Although historically a benign infectious agent, recent introduction of ZIKV to the Western Hemisphere has resulted in an explosive ongoing epidemic in South America associated with novel pathogenicity, including Guillain-Barré syndrome and fetal microcephaly. While genomic analyses have revealed that ZIKV has undergone evolution since its discovery, little is known regarding the impact of these polymorphisms on ZIKV pathogenesis. As such, we hypothesize that the contemporary strain(s) of ZIKV have evolved ways to increase viral fitness, counter the host immune response, and promote fetal pathogenesis. To investigate this, we are currently working with several ZIKV isolates, including the African reference strain (ZIKV-AF), and two Asian lineage isolates (an isolate from a ZIKV-infected returning Canadian traveller, ZIKV-CDN and a Brazilian isolate, ZIKV-BR).
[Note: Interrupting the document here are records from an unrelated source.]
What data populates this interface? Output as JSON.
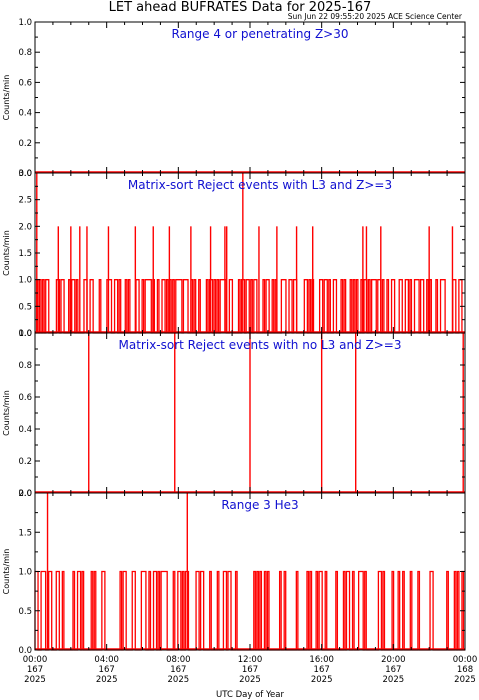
{
  "header": {
    "title": "LET ahead BUFRATES Data for 2025-167",
    "timestamp": "Sun Jun 22 09:55:20 2025 ACE Science Center"
  },
  "colors": {
    "data": "#ff0000",
    "panel_title": "#1010d0",
    "axes": "#000000"
  },
  "chart_data": [
    {
      "type": "bar",
      "title": "Range 4 or  penetrating Z>30",
      "ylabel": "Counts/min",
      "ylim": [
        0,
        1.0
      ],
      "yticks": [
        "0.0",
        "0.2",
        "0.4",
        "0.6",
        "0.8",
        "1.0"
      ],
      "events": [],
      "baseline": []
    },
    {
      "type": "bar",
      "title": "Matrix-sort Reject events with L3 and Z>=3",
      "ylabel": "Counts/min",
      "ylim": [
        0,
        3.0
      ],
      "yticks": [
        "0.0",
        "0.5",
        "1.0",
        "1.5",
        "2.0",
        "2.5",
        "3.0"
      ],
      "events": [
        [
          0.1,
          3
        ],
        [
          11.6,
          3
        ],
        [
          1.3,
          2
        ],
        [
          2.0,
          2
        ],
        [
          2.5,
          2
        ],
        [
          2.9,
          2
        ],
        [
          4.1,
          2
        ],
        [
          5.6,
          2
        ],
        [
          6.6,
          2
        ],
        [
          7.5,
          2
        ],
        [
          8.7,
          2
        ],
        [
          9.8,
          2
        ],
        [
          10.6,
          2
        ],
        [
          10.7,
          2
        ],
        [
          12.5,
          2
        ],
        [
          13.5,
          2
        ],
        [
          14.6,
          2
        ],
        [
          15.5,
          2
        ],
        [
          18.3,
          2
        ],
        [
          18.5,
          2
        ],
        [
          19.3,
          2
        ],
        [
          22.0,
          2
        ],
        [
          23.3,
          2
        ]
      ],
      "baseline": [
        0,
        1,
        0,
        1,
        0,
        1,
        0,
        1,
        1,
        0,
        0,
        0,
        0,
        0,
        1,
        1,
        0,
        1,
        1,
        0,
        0,
        0,
        1,
        0,
        1,
        1,
        0,
        1,
        0,
        0,
        0,
        0,
        1,
        1,
        0,
        0,
        1,
        1,
        0,
        0,
        0,
        0,
        1,
        0,
        0,
        0,
        0,
        1,
        1,
        1,
        0,
        0,
        1,
        1,
        0,
        1,
        0,
        0,
        0,
        1,
        0,
        1,
        0,
        0,
        0,
        0,
        1,
        1,
        0,
        0,
        1,
        0,
        1,
        1,
        1,
        1,
        0,
        1,
        0,
        0,
        1,
        0,
        0,
        1,
        1,
        0,
        1,
        0,
        1,
        0,
        1,
        0,
        1,
        1,
        1,
        1,
        0,
        1,
        1,
        1,
        0,
        0,
        1,
        0,
        1,
        0,
        0,
        1,
        0,
        0,
        0,
        0,
        1,
        0,
        1,
        1,
        0,
        1,
        0,
        1,
        0,
        1,
        1,
        1,
        1,
        0,
        0,
        1,
        1,
        0,
        0,
        0,
        0,
        1,
        0,
        1,
        1,
        0,
        1,
        1,
        0,
        1,
        0,
        1,
        1,
        0,
        0,
        0,
        0,
        1,
        0,
        1,
        1,
        0,
        0,
        1,
        0,
        1,
        0,
        0,
        0,
        1,
        1,
        1,
        0,
        0,
        1,
        1,
        0,
        1,
        1,
        0,
        0,
        0,
        0,
        0,
        1,
        1,
        0,
        1,
        0,
        1,
        0,
        0,
        0,
        0,
        1,
        1,
        0,
        1,
        1,
        0,
        1,
        0,
        0,
        1,
        1,
        0,
        0,
        0,
        1,
        0,
        1,
        0,
        0,
        0,
        1,
        0,
        1,
        0,
        1,
        0,
        0,
        1,
        0,
        1,
        1,
        0,
        1,
        0,
        1,
        1,
        1,
        0,
        1,
        1,
        0,
        1,
        0,
        0,
        1,
        0,
        0,
        1,
        1,
        0,
        0,
        0,
        1,
        1,
        0,
        0,
        1,
        1,
        0,
        1,
        0,
        0,
        1,
        1,
        1,
        0,
        1,
        1,
        0,
        0,
        1,
        0,
        1,
        0,
        0,
        0,
        1,
        0,
        0,
        1,
        1,
        1,
        0,
        0,
        0,
        0,
        0,
        1,
        1,
        0,
        0,
        1,
        1,
        0,
        0
      ]
    },
    {
      "type": "bar",
      "title": "Matrix-sort Reject events with no L3 and Z>=3",
      "ylabel": "Counts/min",
      "ylim": [
        0,
        1.0
      ],
      "yticks": [
        "0.0",
        "0.2",
        "0.4",
        "0.6",
        "0.8",
        "1.0"
      ],
      "events": [
        [
          3.0,
          1
        ],
        [
          7.8,
          1
        ],
        [
          12.0,
          1
        ],
        [
          16.0,
          1
        ],
        [
          17.9,
          1
        ],
        [
          23.9,
          1
        ]
      ],
      "baseline": []
    },
    {
      "type": "bar",
      "title": "Range 3 He3",
      "ylabel": "Counts/min",
      "ylim": [
        0,
        2.0
      ],
      "yticks": [
        "0.0",
        "0.5",
        "1.0",
        "1.5",
        "2.0"
      ],
      "events": [
        [
          0.7,
          2
        ],
        [
          8.5,
          2
        ]
      ],
      "baseline": [
        1,
        1,
        0,
        0,
        1,
        1,
        1,
        0,
        0,
        1,
        1,
        0,
        0,
        0,
        1,
        1,
        0,
        0,
        1,
        0,
        0,
        0,
        0,
        0,
        0,
        1,
        0,
        0,
        1,
        1,
        0,
        1,
        0,
        0,
        0,
        0,
        0,
        1,
        0,
        1,
        0,
        0,
        0,
        0,
        1,
        1,
        0,
        0,
        0,
        0,
        0,
        0,
        0,
        0,
        0,
        0,
        1,
        0,
        1,
        1,
        0,
        0,
        0,
        0,
        1,
        1,
        0,
        0,
        0,
        0,
        1,
        1,
        1,
        0,
        0,
        1,
        0,
        0,
        1,
        1,
        0,
        1,
        0,
        1,
        1,
        1,
        1,
        0,
        0,
        0,
        0,
        1,
        0,
        0,
        1,
        1,
        0,
        1,
        0,
        1,
        1,
        0,
        0,
        0,
        0,
        0,
        1,
        1,
        0,
        1,
        1,
        0,
        0,
        0,
        0,
        1,
        0,
        0,
        0,
        0,
        1,
        0,
        0,
        0,
        1,
        1,
        0,
        1,
        1,
        0,
        0,
        0,
        1,
        0,
        0,
        0,
        0,
        0,
        0,
        0,
        0,
        0,
        0,
        0,
        1,
        0,
        1,
        0,
        1,
        0,
        0,
        1,
        0,
        1,
        0,
        0,
        0,
        0,
        0,
        0,
        0,
        1,
        0,
        0,
        1,
        0,
        0,
        0,
        0,
        0,
        0,
        0,
        1,
        0,
        0,
        0,
        0,
        0,
        0,
        1,
        0,
        1,
        0,
        0,
        0,
        1,
        0,
        1,
        1,
        0,
        0,
        1,
        0,
        0,
        0,
        0,
        0,
        0,
        1,
        0,
        0,
        0,
        0,
        1,
        0,
        1,
        1,
        0,
        0,
        1,
        0,
        0,
        0,
        1,
        1,
        1,
        0,
        1,
        0,
        0,
        0,
        0,
        0,
        0,
        0,
        0,
        1,
        1,
        0,
        1,
        0,
        0,
        0,
        0,
        0,
        1,
        0,
        0,
        0,
        1,
        0,
        0,
        1,
        0,
        0,
        0,
        0,
        1,
        0,
        0,
        0,
        0,
        1,
        0,
        0,
        0,
        0,
        0,
        0,
        0,
        1,
        1,
        0,
        0,
        0,
        0,
        0,
        0,
        0,
        0,
        0,
        1,
        0,
        0,
        0,
        0,
        1,
        0,
        1,
        0,
        0,
        1,
        0
      ]
    }
  ],
  "x_axis": {
    "label": "UTC Day of Year",
    "ticks": [
      {
        "time": "00:00",
        "doy": "167",
        "year": "2025"
      },
      {
        "time": "04:00",
        "doy": "167",
        "year": "2025"
      },
      {
        "time": "08:00",
        "doy": "167",
        "year": "2025"
      },
      {
        "time": "12:00",
        "doy": "167",
        "year": "2025"
      },
      {
        "time": "16:00",
        "doy": "167",
        "year": "2025"
      },
      {
        "time": "20:00",
        "doy": "167",
        "year": "2025"
      },
      {
        "time": "00:00",
        "doy": "168",
        "year": "2025"
      }
    ],
    "range_hours": [
      0,
      24
    ]
  }
}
In addition, together with Dr. Martin Richer (McGill University) we have developed an immunocompetent mouse model of infection (Pardy RD, Rajah MM, Condotta SA, Taylor NG, Sagan, SM and Richer MJ, PLoS Path 2017). Our lab is using comparative analyses, chimeric viruses, and site-directed mutagenesis to determine the impact of viral evolution on ZIKV fitness, infectivity, replication, and pathogenesis. Our preliminary data also indicates that ZIKV is able to induce a robust immune response in our immunocompetent mouse model and we are characterizing the immune response to infection with both the African and Asian lineage isolates. Together, these new tools will allow us to directly address the impact of viral polymorphisms, and will elucidate host and viral determinants of ZIKV pathogenesis.